久しぶりに外の空気を吸った気がした。星降る夜空に、ぴったり切り分けたような半月が浮かぶ。城壁に沿って半周ほどしたところで、メイシアが窓の一つを指した。
「あれが、主人の部屋ですね」
雨戸は閉じていないようだった。風のないせいではっきりとはわからないが、重めのカーテンが引かれているように見える。その隙間が微かに明るく、灯火が灯されているのがわかった。
「まだ、起きてるのか」
俺がつぶやくと、メイシアは頷き、不思議そうに首をかしげた。
「いつもなら、とうにお休みになっているはずなのですが……」
ランタンの消し忘れかもしれないし、警護の一環かもしれない。だが、しばらく眺めていると、不意に明かりが消えた。
「あ……」
メイシアと俺が同時に声を漏らす。ランタンの油が尽きたのでなければ、誰かが消したということになる。
一瞬、見逃しかけた。だが確かに見えた。黒く小さな影が、窓から上空に飛び出したのだ。
「メイシア!」
「はい!」
追ってくれ、と言いかけた俺の言葉は飲み込むことになった。突然、メイシアの背中から出てきた短めの杖が、呪文とともに一振りされたからだ。彗星のような火球が尾を引きながら飛んでいく。その火にあぶり出された黒い影は微かに緑色に光ったが、確かに実体を持って見えた。確実に命中すると思われる、速度と方向。

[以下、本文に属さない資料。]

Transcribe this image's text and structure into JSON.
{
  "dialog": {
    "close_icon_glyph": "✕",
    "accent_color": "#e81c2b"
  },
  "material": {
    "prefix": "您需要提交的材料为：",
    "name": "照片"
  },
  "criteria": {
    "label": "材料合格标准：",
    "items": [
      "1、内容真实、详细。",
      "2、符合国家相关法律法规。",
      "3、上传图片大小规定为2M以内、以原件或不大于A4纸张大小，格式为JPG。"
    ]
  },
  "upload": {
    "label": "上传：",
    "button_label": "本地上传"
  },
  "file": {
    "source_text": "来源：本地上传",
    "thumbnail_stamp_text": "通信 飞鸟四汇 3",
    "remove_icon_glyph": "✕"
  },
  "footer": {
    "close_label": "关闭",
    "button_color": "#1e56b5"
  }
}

撃ち落とせ、と念じた瞬間、影は空中でくるりと身をねじり、弾け散るような速さで飛んで消えた。
「……申し訳ございません。取り逃がしました」
杖を背中にしまい込みながら、メイシアがこうべを垂れる。いや、あの速さじゃ仕方がない。いやいや、それよりも。
「メイシア……お前、魔法を……?」
ええ、火魔法の初歩ですが、と、こともなげにメイシアは答えた。